Decoding the Universe
by
Charles Seife
ISBN-10: 067003441X
This one is somewhat a sidetrack from the entrepreneurial nature of his blog but I am still putting it since it has got some quote interesting points about… everything. It is a little technical but bearable. Here’s a few highlights:
- It used to be that scientists believed energy was the one unit, building block of the universe. Since we knew that matter turns into energy and vice versa, that seemed understandable. This book has a new proposition for building block – information. Anything contains information about itself and the surroundings and also can be reduced to bits and qubits.
- No information can be transmitted magically for free. It takes time and energy to do so…or rather it takes more information.
- You can’t measure information without altering what you are measuring. If you are measuring light you have to use some of its photons to trigger your measuring device.
- Quantum supposition means that one coin falls heads and tails and rolls at the same time until someone (or something) decides to check the result. At this point all the possible outcomes, by which he defines entropy, collapse into 1 single outcome.
- Charles Seife also proposes a reductionist view of the purpose of our existence: all we are is an organism that keeps randomness from happening by methods (DNA replication) powered mostly by the sun.

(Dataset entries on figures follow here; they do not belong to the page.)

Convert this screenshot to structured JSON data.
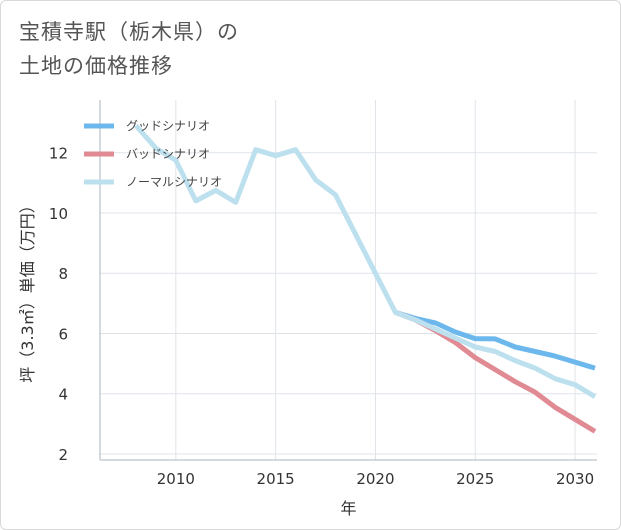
{
  "title_line1": "宝積寺駅（栃木県）の",
  "title_line2": "土地の価格推移",
  "chart_data": {
    "type": "line",
    "title": "宝積寺駅（栃木県）の土地の価格推移",
    "xlabel": "年",
    "ylabel": "坪（3.3㎡）単価（万円）",
    "xlim": [
      2006.2,
      2031.1
    ],
    "ylim": [
      1.8,
      13.75
    ],
    "x_ticks": [
      2010,
      2015,
      2020,
      2025,
      2030
    ],
    "y_ticks": [
      2,
      4,
      6,
      8,
      10,
      12
    ],
    "legend_position": "top-left",
    "series": [
      {
        "name": "グッドシナリオ",
        "color": "#6cb8ec",
        "x": [
          2021,
          2022,
          2023,
          2024,
          2025,
          2026,
          2027,
          2028,
          2029,
          2030,
          2031
        ],
        "values": [
          6.7,
          6.5,
          6.35,
          6.05,
          5.83,
          5.82,
          5.55,
          5.4,
          5.25,
          5.05,
          4.85
        ]
      },
      {
        "name": "バッドシナリオ",
        "color": "#e08a93",
        "x": [
          2021,
          2022,
          2023,
          2024,
          2025,
          2026,
          2027,
          2028,
          2029,
          2030,
          2031
        ],
        "values": [
          6.7,
          6.45,
          6.1,
          5.7,
          5.2,
          4.8,
          4.4,
          4.05,
          3.55,
          3.15,
          2.75
        ]
      },
      {
        "name": "ノーマルシナリオ",
        "color": "#bde0ef",
        "x": [
          2008,
          2009,
          2010,
          2011,
          2012,
          2013,
          2014,
          2015,
          2016,
          2017,
          2018,
          2019,
          2020,
          2021,
          2022,
          2023,
          2024,
          2025,
          2026,
          2027,
          2028,
          2029,
          2030,
          2031
        ],
        "values": [
          12.9,
          12.15,
          11.75,
          10.4,
          10.75,
          10.35,
          12.1,
          11.9,
          12.1,
          11.1,
          10.6,
          9.3,
          8.0,
          6.7,
          6.45,
          6.15,
          5.85,
          5.55,
          5.4,
          5.1,
          4.85,
          4.5,
          4.3,
          3.9
        ]
      }
    ]
  }
}
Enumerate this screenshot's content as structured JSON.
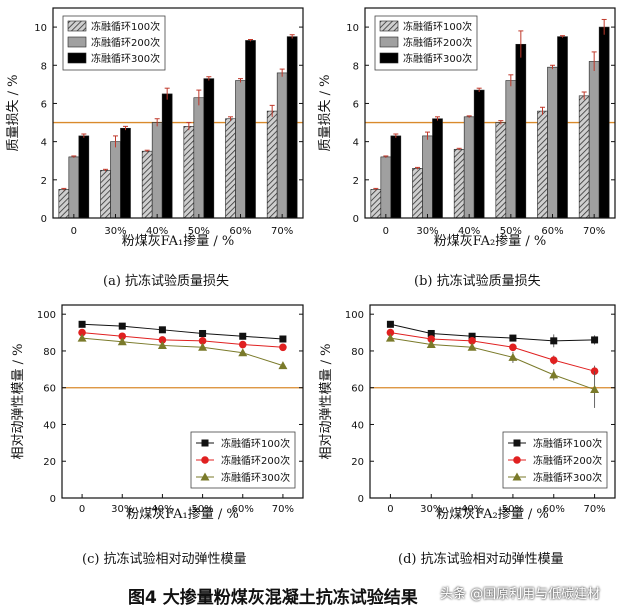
{
  "figure_title": "图4   大掺量粉煤灰混凝土抗冻试验结果",
  "watermark": "头条 @国原利用与低碳建材",
  "colors": {
    "threshold": "#d98a2b",
    "bar100": "#8c8c8c",
    "bar200": "#a0a0a0",
    "bar300": "#000000",
    "line100": "#111111",
    "line200": "#e02020",
    "line300": "#7a7a2a",
    "axis": "#111111"
  },
  "chart_data": [
    {
      "id": "a",
      "type": "bar",
      "caption": "(a) 抗冻试验质量损失",
      "title": "",
      "xlabel": "粉煤灰FA₁掺量 / %",
      "ylabel": "质量损失 / %",
      "categories": [
        "0",
        "30%",
        "40%",
        "50%",
        "60%",
        "70%"
      ],
      "ylim": [
        0,
        11
      ],
      "yticks": [
        0,
        2,
        4,
        6,
        8,
        10
      ],
      "threshold": 5,
      "legend_position": "top-left",
      "series": [
        {
          "name": "冻融循环100次",
          "pattern": "hatch",
          "values": [
            1.5,
            2.5,
            3.5,
            4.8,
            5.2,
            5.6
          ],
          "errors": [
            0.05,
            0.05,
            0.05,
            0.2,
            0.1,
            0.3
          ]
        },
        {
          "name": "冻融循环200次",
          "pattern": "gray",
          "values": [
            3.2,
            4.0,
            5.0,
            6.3,
            7.2,
            7.6
          ],
          "errors": [
            0.05,
            0.3,
            0.2,
            0.4,
            0.1,
            0.2
          ]
        },
        {
          "name": "冻融循环300次",
          "pattern": "black",
          "values": [
            4.3,
            4.7,
            6.5,
            7.3,
            9.3,
            9.5
          ],
          "errors": [
            0.1,
            0.1,
            0.3,
            0.1,
            0.05,
            0.1
          ]
        }
      ]
    },
    {
      "id": "b",
      "type": "bar",
      "caption": "(b) 抗冻试验质量损失",
      "title": "",
      "xlabel": "粉煤灰FA₂掺量 / %",
      "ylabel": "质量损失 / %",
      "categories": [
        "0",
        "30%",
        "40%",
        "50%",
        "60%",
        "70%"
      ],
      "ylim": [
        0,
        11
      ],
      "yticks": [
        0,
        2,
        4,
        6,
        8,
        10
      ],
      "threshold": 5,
      "legend_position": "top-left",
      "series": [
        {
          "name": "冻融循环100次",
          "pattern": "hatch",
          "values": [
            1.5,
            2.6,
            3.6,
            5.0,
            5.6,
            6.4
          ],
          "errors": [
            0.05,
            0.05,
            0.05,
            0.1,
            0.2,
            0.2
          ]
        },
        {
          "name": "冻融循环200次",
          "pattern": "gray",
          "values": [
            3.2,
            4.3,
            5.3,
            7.2,
            7.9,
            8.2
          ],
          "errors": [
            0.05,
            0.2,
            0.05,
            0.3,
            0.1,
            0.5
          ]
        },
        {
          "name": "冻融循环300次",
          "pattern": "black",
          "values": [
            4.3,
            5.2,
            6.7,
            9.1,
            9.5,
            10.0
          ],
          "errors": [
            0.1,
            0.1,
            0.1,
            0.7,
            0.05,
            0.4
          ]
        }
      ]
    },
    {
      "id": "c",
      "type": "line",
      "caption": "(c) 抗冻试验相对动弹性模量",
      "title": "",
      "xlabel": "粉煤灰FA₁掺量 / %",
      "ylabel": "相对动弹性模量 / %",
      "categories": [
        "0",
        "30%",
        "40%",
        "50%",
        "60%",
        "70%"
      ],
      "ylim": [
        0,
        105
      ],
      "yticks": [
        0,
        20,
        40,
        60,
        80,
        100
      ],
      "threshold": 60,
      "legend_position": "bottom-right",
      "series": [
        {
          "name": "冻融循环100次",
          "marker": "square",
          "values": [
            94.5,
            93.5,
            91.5,
            89.5,
            88.0,
            86.5
          ],
          "errors": [
            0.6,
            0.6,
            0.6,
            1.0,
            0.6,
            0.6
          ]
        },
        {
          "name": "冻融循环200次",
          "marker": "circle",
          "values": [
            90.0,
            88.0,
            86.0,
            85.5,
            83.5,
            82.0
          ],
          "errors": [
            0.6,
            0.6,
            0.6,
            0.6,
            0.6,
            0.6
          ]
        },
        {
          "name": "冻融循环300次",
          "marker": "triangle",
          "values": [
            87.0,
            85.0,
            83.0,
            82.0,
            79.0,
            72.0
          ],
          "errors": [
            0.6,
            0.6,
            0.6,
            0.6,
            0.6,
            1.0
          ]
        }
      ]
    },
    {
      "id": "d",
      "type": "line",
      "caption": "(d) 抗冻试验相对动弹性模量",
      "title": "",
      "xlabel": "粉煤灰FA₂掺量 / %",
      "ylabel": "相对动弹性模量 / %",
      "categories": [
        "0",
        "30%",
        "40%",
        "50%",
        "60%",
        "70%"
      ],
      "ylim": [
        0,
        105
      ],
      "yticks": [
        0,
        20,
        40,
        60,
        80,
        100
      ],
      "threshold": 60,
      "legend_position": "bottom-right",
      "series": [
        {
          "name": "冻融循环100次",
          "marker": "square",
          "values": [
            94.5,
            89.5,
            88.0,
            87.0,
            85.5,
            86.0
          ],
          "errors": [
            0.6,
            0.6,
            0.6,
            0.6,
            3.5,
            2.5
          ]
        },
        {
          "name": "冻融循环200次",
          "marker": "circle",
          "values": [
            90.0,
            86.5,
            85.5,
            82.0,
            75.0,
            69.0
          ],
          "errors": [
            0.6,
            0.6,
            0.6,
            1.5,
            2.5,
            3.0
          ]
        },
        {
          "name": "冻融循环300次",
          "marker": "triangle",
          "values": [
            87.0,
            83.5,
            82.0,
            76.5,
            67.0,
            59.0
          ],
          "errors": [
            0.6,
            0.6,
            0.6,
            3.0,
            3.0,
            10.0
          ]
        }
      ]
    }
  ]
}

- One neuron of a fly can transmit 5bits per millisecon. (: how fascinating!
On a slightly off topic – he also talks of speed of light and why it can’t be overreached and I wonder why this method of transporting information can’t surpass c(c is speed of light): you have 2 bars extremely long, crossed at a very very small angle like so:
As you move bar1 the crossing point will travel along from one end to the other.
The angle of the bar crossing determins basically the speed of travelling of intersection point (information). Now we have a cap which we want to achieve and surpass (speed of light) but we don’t have any limitations on how small the angle is (I mean we are thinking theoretically here). So why can’t we reduce the angle (keeping the movement constant) till we get speed higher than c?